Ayrıca ey henüz peygamber olarak gönderilmeden önce Muhammed (sas) iman edenler, peygamber olarak gönderildikten sonra da ona iman edin! Çünkü Cahiliye Arapları bi’setten önce kendisine (dürüstlüğü ve faziletine) inanıyorlardı. Hitabın münafıklara olduğu da söylenmiştir, adeta şöyle buyrulmaktadır: Ey iman etmiş gibi görünenler! Samimi olarak iman ediniz.[2]

“Ey iman edenler!” Hitabı Müslümanlaradır, âminû” (İman edin) ifadesi, imanda sebat edin, ona devam edin ve onu arttırın anlamındadır. Bunlar dışında şu anlamlara da gelmesi muhtemeldir:

  1. a) “Ey taklîd yoluyla iman edenler, istidlâl ve tahkik yoluyla iman edin…”
  2. b) “Ey mücmel istidlallerle iman edenler, tafsilatlı istidlallerle de iman edin…’
  3. c) “Ey tafsilî delillerle Allah’a, meleklerine, kitaplarına ve peygamberlerine iman edenler, Allah’ın azametinin künhüne aklınızın ulaşamayacağına iman ediniz. [3]

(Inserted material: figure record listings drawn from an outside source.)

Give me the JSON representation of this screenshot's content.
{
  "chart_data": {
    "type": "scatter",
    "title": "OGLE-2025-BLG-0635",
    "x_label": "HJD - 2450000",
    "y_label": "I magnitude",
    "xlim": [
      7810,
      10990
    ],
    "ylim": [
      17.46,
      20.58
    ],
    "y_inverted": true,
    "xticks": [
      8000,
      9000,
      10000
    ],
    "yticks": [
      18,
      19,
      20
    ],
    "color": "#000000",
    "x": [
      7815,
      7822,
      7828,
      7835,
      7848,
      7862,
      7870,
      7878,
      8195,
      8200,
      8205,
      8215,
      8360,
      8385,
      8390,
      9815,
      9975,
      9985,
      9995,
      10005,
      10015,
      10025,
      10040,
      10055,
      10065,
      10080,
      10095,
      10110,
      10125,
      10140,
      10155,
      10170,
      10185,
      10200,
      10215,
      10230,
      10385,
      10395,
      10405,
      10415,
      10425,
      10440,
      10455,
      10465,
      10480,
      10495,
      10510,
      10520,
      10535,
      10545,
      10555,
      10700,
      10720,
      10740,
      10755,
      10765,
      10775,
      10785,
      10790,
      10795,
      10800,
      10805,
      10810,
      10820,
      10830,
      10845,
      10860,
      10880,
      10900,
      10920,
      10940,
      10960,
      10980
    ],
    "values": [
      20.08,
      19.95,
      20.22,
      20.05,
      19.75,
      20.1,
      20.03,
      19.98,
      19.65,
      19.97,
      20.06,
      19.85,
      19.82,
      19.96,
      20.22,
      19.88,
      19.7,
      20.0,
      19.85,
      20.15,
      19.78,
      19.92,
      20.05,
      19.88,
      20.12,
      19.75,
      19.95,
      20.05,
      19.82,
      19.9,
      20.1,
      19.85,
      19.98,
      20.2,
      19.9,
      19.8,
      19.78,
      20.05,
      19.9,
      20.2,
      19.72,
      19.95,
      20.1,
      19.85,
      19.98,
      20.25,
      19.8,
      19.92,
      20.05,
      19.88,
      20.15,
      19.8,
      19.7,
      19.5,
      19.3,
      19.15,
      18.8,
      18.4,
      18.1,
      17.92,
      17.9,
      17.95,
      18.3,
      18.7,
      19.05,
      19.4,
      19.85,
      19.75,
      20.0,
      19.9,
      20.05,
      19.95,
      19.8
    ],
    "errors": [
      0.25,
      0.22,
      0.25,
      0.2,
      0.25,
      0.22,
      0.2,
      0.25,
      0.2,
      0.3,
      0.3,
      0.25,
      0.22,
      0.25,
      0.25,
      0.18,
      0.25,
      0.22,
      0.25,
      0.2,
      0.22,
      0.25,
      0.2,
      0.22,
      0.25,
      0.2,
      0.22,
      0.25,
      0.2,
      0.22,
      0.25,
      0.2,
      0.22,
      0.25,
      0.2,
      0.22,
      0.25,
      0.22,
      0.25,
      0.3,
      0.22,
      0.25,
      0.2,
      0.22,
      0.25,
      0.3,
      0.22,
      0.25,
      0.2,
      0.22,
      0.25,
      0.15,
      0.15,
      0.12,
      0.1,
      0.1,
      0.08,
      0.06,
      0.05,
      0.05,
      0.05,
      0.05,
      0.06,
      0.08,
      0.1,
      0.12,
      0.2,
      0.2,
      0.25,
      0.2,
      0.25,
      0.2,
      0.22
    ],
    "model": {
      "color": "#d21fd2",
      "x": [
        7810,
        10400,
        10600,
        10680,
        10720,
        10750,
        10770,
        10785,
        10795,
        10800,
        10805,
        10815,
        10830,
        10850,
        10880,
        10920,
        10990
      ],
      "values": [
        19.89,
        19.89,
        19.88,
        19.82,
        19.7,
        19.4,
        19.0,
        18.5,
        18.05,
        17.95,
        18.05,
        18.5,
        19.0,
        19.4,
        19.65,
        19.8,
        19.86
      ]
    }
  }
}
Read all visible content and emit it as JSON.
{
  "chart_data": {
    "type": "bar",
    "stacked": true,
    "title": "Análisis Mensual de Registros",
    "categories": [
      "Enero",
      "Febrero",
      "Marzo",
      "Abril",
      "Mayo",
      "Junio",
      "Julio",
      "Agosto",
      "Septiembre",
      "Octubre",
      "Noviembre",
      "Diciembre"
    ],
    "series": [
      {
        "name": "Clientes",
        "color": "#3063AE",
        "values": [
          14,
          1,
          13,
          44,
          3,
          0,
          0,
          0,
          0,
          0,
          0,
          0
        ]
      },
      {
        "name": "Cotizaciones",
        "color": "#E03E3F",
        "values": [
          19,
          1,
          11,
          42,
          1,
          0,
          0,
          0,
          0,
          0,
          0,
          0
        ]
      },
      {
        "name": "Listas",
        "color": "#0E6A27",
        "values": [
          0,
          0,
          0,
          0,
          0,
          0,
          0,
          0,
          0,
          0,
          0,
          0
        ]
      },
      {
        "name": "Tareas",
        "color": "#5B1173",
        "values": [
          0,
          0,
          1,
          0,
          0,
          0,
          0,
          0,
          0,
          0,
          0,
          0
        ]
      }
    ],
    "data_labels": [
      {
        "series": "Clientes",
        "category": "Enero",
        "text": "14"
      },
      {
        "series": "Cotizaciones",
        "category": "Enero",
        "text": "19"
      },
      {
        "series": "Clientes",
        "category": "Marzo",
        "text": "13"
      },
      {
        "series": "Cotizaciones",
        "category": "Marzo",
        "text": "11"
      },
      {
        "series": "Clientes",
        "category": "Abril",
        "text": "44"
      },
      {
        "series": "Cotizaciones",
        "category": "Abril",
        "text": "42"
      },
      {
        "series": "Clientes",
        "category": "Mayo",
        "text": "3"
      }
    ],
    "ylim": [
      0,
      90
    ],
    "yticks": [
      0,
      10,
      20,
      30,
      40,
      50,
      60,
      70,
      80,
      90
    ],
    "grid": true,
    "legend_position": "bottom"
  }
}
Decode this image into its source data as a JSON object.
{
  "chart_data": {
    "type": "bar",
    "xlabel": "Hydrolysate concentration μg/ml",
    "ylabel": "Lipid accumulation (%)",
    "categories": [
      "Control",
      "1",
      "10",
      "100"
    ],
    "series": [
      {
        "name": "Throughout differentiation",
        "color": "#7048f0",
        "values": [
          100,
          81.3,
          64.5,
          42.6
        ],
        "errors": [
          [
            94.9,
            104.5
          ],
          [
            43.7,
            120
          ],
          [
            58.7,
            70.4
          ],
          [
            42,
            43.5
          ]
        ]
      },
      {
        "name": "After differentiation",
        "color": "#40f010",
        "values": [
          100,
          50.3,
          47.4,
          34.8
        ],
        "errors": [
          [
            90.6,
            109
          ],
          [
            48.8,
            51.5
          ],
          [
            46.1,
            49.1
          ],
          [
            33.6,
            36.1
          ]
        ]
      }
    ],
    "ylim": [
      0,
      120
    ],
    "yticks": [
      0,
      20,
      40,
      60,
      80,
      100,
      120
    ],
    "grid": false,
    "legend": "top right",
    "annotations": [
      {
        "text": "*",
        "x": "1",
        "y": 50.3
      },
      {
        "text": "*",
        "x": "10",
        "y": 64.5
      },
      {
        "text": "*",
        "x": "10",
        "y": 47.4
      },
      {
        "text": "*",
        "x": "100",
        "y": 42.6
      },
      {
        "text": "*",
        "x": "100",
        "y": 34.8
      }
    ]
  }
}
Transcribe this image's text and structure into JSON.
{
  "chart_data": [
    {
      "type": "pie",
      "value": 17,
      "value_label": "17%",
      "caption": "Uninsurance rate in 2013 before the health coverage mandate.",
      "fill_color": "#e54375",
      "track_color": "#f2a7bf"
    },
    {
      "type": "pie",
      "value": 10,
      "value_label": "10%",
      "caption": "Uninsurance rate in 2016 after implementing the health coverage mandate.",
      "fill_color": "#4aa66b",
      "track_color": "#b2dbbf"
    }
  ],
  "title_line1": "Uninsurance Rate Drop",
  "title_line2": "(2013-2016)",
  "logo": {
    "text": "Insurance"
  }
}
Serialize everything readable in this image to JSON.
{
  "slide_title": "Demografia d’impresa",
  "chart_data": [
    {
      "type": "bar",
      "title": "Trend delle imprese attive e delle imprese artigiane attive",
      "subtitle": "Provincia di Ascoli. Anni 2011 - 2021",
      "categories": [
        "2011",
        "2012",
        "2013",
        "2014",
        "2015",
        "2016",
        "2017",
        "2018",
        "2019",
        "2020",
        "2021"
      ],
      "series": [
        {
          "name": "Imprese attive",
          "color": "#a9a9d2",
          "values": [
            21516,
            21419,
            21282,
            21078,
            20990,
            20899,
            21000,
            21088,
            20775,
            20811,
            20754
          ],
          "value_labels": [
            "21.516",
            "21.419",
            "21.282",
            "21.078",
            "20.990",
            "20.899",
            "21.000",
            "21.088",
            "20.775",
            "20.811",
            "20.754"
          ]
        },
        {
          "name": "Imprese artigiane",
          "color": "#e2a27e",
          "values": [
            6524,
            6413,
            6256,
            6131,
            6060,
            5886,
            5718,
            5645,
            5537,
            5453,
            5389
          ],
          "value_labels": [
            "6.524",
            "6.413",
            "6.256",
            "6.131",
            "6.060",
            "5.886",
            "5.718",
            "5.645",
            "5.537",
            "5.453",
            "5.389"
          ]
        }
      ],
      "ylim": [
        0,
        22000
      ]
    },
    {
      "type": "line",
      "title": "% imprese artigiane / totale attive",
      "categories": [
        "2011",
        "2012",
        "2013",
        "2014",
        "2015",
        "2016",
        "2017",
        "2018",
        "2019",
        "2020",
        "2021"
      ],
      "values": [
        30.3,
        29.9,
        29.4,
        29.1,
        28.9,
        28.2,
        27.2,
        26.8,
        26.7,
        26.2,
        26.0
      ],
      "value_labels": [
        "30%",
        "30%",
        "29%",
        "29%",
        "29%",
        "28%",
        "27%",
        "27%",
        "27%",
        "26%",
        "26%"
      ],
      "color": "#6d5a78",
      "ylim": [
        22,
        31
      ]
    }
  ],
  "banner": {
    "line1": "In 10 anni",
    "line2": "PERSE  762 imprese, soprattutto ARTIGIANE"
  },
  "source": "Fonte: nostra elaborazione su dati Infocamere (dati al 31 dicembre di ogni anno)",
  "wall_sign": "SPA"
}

Hz. Peygamber’in 23 yıllık nübüvveti döneminde yaşadığı İslâm ve Kur’ân’ın yukarıda yer verdiğimiz rivayetleri gereği iman noktasında Müslümanlığımızı ciddi bir şekilde gözden geçirmek gerekir. “Hesaba çekilmeden önce kendinizi hesaba çekin” nebevî emri gereği kendimizi ve Müslümanlığımız noktasında birey, toplum ve ümmet olarak bir muhasebeye tabi tutmamız lazım. Zira bir daha peygamber ve yeni âyetler gelmeyecektir. Bu noktada şu soruları kendimize sorup onlara samimi bir şekilde cevap bulmaya çalışalım:

Gerçekten İslâm’la barışık mıyız?

İslâm’ın ahlak ve ahkâmını gerçekten içselleştirmiş miyiz?

Said Nursi’nin bundan 110 sene önce Şam’da irad ettiği Hutbe-i Şamiye’deki şu tespiti hayatımızın neresinde? “Eğer biz ahlâk-ı İslâmiyenin ve hakaik-i imaniyenin kemalâtını ef’âlimizle izhar etsek, sair dinlerin tâbileri elbette cemaatlerle İslâmiyet’e girecekler. Belki, küre-i arzın bazı kıt’aları ve devletleri de İslâmiyete dehalet edecekler.”

Hz. Peygamber’e inen İslâm ile bizim yaşadığımız İslâm birbiriyle uyumlu mu? Yoksa farklı İslâmlarımız mı var ve bu farkın farkında mıyız?

Sahabenin İslâm algısı ve yaşadığı İslâm ile bizimki aynı mı?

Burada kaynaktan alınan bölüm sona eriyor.